FICO Score 9 ignores third-party collection accounts that have been paid off. This version will consider rental history (if it’s reported) and doesn’t factor in unpaid medical collections as heavily as prior versions.

FICO Score 10 puts more weight on late payments and credit utilization. FICO Score 10T considers trended data to measure how well you’ve managed your accounts over time.

Industry-specific FICO scores

The base FICO scores are designed to estimate how well a person can manage any type of credit product, whether it’s a mortgage or a credit card. There are also industry-specific FICO scores that reflect how well you’ll manage a specific credit product.

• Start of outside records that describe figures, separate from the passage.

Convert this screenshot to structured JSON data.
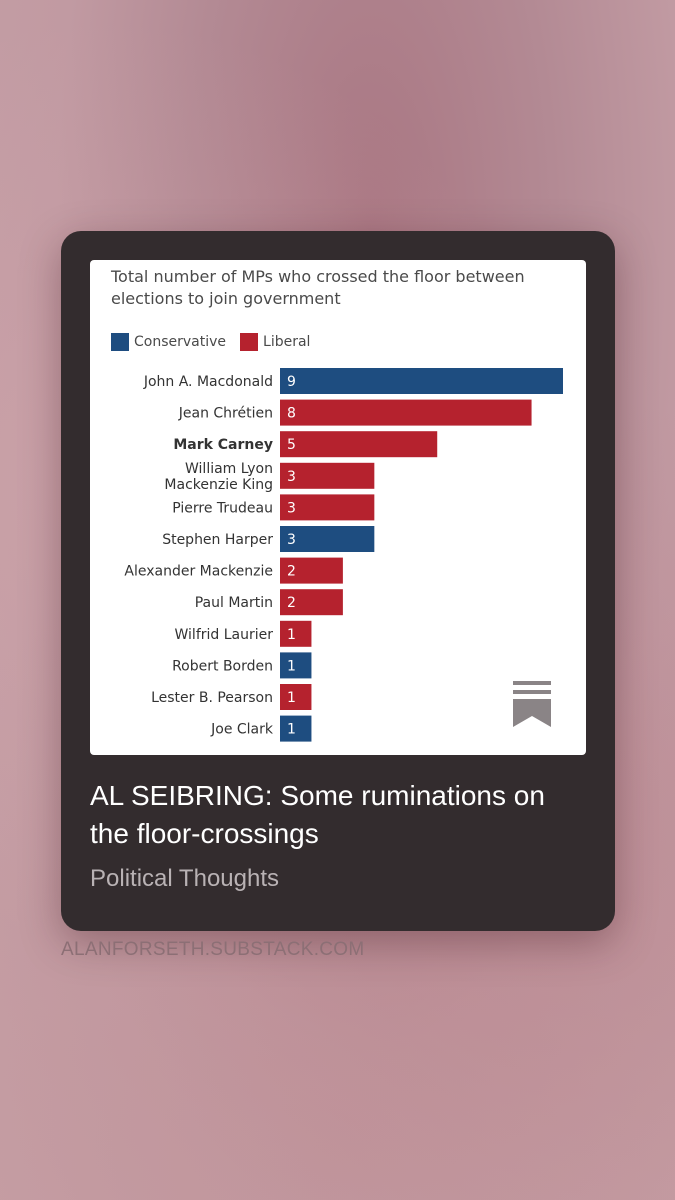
{
  "card": {
    "title": "AL SEIBRING: Some ruminations on the floor-crossings",
    "subtitle": "Political Thoughts"
  },
  "site": {
    "url": "ALANFORSETH.SUBSTACK.COM"
  },
  "icons": {
    "bookmark": "bookmark-icon"
  },
  "colors": {
    "conservative": "#1e4d80",
    "liberal": "#b5222e",
    "card_bg": "#332c2e"
  },
  "chart_data": {
    "type": "bar",
    "orientation": "horizontal",
    "title": "Total number of MPs who crossed the floor between elections to join government",
    "legend": {
      "placement": "top-left",
      "entries": [
        "Conservative",
        "Liberal"
      ]
    },
    "categories": [
      "John A. Macdonald",
      "Jean Chrétien",
      "Mark Carney",
      "William Lyon Mackenzie King",
      "Pierre Trudeau",
      "Stephen Harper",
      "Alexander Mackenzie",
      "Paul Martin",
      "Wilfrid Laurier",
      "Robert Borden",
      "Lester B. Pearson",
      "Joe Clark"
    ],
    "category_lines": [
      [
        "John A. Macdonald"
      ],
      [
        "Jean Chrétien"
      ],
      [
        "Mark Carney"
      ],
      [
        "William Lyon",
        "Mackenzie King"
      ],
      [
        "Pierre Trudeau"
      ],
      [
        "Stephen Harper"
      ],
      [
        "Alexander Mackenzie"
      ],
      [
        "Paul Martin"
      ],
      [
        "Wilfrid Laurier"
      ],
      [
        "Robert Borden"
      ],
      [
        "Lester B. Pearson"
      ],
      [
        "Joe Clark"
      ]
    ],
    "highlighted": [
      "Mark Carney"
    ],
    "values": [
      9,
      8,
      5,
      3,
      3,
      3,
      2,
      2,
      1,
      1,
      1,
      1
    ],
    "party": [
      "Conservative",
      "Liberal",
      "Liberal",
      "Liberal",
      "Liberal",
      "Conservative",
      "Liberal",
      "Liberal",
      "Liberal",
      "Conservative",
      "Liberal",
      "Conservative"
    ],
    "xlim": [
      0,
      9
    ],
    "grid": false
  }
}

For example, if you’re refinancing a car loan, a lender might check your FICO Auto Score. If you’re applying for a credit card, a lender may check your FICO Bankcard Score.

FICO vs. VantageScore

FICO is not the only service that provides credit scores. VantageScore is another common credit scoring model, which the three credit reporting bureaus created as an alternative to the FICO score.

Like FICO, VantageScore assigns consumers a credit score between 300 and 850 based on the information in their credit reports. In the VantageScore model, a score of 781 or higher is considered excellent. Your FICO score and VantageScore will likely vary because VantageScore considers different scoring factors and weighs them differently.

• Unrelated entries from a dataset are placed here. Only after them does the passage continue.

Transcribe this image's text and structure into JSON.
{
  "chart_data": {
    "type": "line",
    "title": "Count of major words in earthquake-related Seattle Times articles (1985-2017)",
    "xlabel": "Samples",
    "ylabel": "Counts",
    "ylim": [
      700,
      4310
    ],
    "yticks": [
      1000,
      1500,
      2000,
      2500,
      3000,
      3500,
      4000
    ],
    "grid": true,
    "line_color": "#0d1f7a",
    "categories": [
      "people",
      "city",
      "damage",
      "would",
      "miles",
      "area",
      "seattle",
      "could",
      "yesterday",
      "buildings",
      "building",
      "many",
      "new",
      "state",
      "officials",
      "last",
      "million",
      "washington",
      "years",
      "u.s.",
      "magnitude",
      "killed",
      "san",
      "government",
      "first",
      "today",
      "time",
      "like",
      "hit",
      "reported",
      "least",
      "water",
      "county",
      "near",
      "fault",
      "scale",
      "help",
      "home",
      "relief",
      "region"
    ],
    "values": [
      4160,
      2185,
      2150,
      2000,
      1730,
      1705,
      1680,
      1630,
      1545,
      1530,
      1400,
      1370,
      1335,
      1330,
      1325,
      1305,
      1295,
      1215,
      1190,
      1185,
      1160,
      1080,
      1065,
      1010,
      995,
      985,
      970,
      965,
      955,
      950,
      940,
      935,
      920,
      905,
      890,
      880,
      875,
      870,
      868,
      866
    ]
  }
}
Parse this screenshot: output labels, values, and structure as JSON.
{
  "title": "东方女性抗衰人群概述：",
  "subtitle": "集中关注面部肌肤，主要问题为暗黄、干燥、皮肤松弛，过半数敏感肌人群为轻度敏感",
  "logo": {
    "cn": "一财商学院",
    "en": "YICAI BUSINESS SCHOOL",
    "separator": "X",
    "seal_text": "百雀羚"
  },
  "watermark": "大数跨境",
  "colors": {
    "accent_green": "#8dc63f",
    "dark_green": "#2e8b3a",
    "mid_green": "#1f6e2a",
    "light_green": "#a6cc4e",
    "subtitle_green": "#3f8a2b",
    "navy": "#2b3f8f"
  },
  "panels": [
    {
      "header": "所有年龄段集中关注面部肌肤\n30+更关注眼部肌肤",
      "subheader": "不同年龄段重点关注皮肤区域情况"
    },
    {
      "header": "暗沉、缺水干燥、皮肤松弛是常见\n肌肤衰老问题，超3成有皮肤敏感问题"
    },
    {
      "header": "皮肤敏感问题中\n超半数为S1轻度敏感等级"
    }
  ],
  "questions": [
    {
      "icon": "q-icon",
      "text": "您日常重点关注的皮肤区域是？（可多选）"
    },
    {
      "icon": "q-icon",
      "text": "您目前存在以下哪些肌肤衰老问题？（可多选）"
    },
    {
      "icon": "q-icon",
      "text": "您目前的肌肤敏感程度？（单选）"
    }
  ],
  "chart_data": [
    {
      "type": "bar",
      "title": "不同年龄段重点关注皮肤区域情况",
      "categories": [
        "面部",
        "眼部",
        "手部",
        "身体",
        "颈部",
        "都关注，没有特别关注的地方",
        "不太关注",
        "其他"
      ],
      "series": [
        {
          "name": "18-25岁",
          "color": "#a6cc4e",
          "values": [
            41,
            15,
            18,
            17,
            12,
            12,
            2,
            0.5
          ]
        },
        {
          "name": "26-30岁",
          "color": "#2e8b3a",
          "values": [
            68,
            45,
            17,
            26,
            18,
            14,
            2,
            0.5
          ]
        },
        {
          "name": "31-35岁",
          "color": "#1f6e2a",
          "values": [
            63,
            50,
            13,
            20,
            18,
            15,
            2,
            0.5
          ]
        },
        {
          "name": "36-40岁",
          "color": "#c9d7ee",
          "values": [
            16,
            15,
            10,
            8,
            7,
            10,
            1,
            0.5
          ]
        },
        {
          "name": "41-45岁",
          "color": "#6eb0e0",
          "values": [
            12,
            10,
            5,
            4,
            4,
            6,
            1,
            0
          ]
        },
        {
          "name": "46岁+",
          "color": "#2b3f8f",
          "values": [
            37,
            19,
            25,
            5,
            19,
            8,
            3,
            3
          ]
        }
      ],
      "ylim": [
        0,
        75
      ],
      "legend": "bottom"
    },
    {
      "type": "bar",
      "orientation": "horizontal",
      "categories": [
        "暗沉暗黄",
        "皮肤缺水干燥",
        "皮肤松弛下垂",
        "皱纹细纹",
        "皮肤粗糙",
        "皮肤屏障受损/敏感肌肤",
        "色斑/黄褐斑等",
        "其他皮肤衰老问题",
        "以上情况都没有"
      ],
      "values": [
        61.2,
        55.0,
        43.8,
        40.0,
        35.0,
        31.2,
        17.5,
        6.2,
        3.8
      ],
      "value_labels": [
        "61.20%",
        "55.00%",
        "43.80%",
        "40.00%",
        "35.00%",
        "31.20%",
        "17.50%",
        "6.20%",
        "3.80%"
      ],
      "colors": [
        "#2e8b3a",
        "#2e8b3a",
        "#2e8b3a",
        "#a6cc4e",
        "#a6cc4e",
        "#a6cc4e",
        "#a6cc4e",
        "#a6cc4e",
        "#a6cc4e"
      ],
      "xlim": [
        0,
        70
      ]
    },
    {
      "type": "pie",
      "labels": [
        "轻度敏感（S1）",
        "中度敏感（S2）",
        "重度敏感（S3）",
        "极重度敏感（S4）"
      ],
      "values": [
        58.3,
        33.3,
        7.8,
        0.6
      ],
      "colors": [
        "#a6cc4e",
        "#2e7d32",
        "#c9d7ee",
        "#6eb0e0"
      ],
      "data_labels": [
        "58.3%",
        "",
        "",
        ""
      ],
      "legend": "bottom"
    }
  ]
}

VantageScore 4.0 uses the following formula:

  • Payment history: 41 percent
  • Credit utilization: 20 percent
  • Credit history and credit mix: 20 percent
  • Credit balances: 6 percent
  • Credit applications: 11 percent
  • Available credit: 2 percent

How to improve your FICO score

If your FICO score is lower than you’d like, it’s possible to improve or rebuild your score over time. Here are some tips to start improving your score:

  • Fix errors on your credit report: Many people have errors on their credit reports. Errors can include incorrect credit limits, accounts that belong to someone else or negative marks that should have already fallen off the report. Contact the credit bureaus or work with a credit repair company to get the errors fixed.
  • Keep your credit card balances low: The FICO model weighs the amount you owe heavily. To improve your score, pay down outstanding debt and aim to keep your credit utilization ratio at 30 percent or lower.
  • Make payments on time: Since your payment history makes up 35 percent of your FICO score, making payments on time, every time is crucial for building a good credit history.

Next steps

Achieving a good FICO score can be an important part of reaching your financial goals and getting the credit cards, car loans and mortgages you need. To start your credit repair journey, check your FICO score to find out where you stand. Then, focus on managing credit responsibly and keeping your credit report free of errors to get your score moving in the right direction.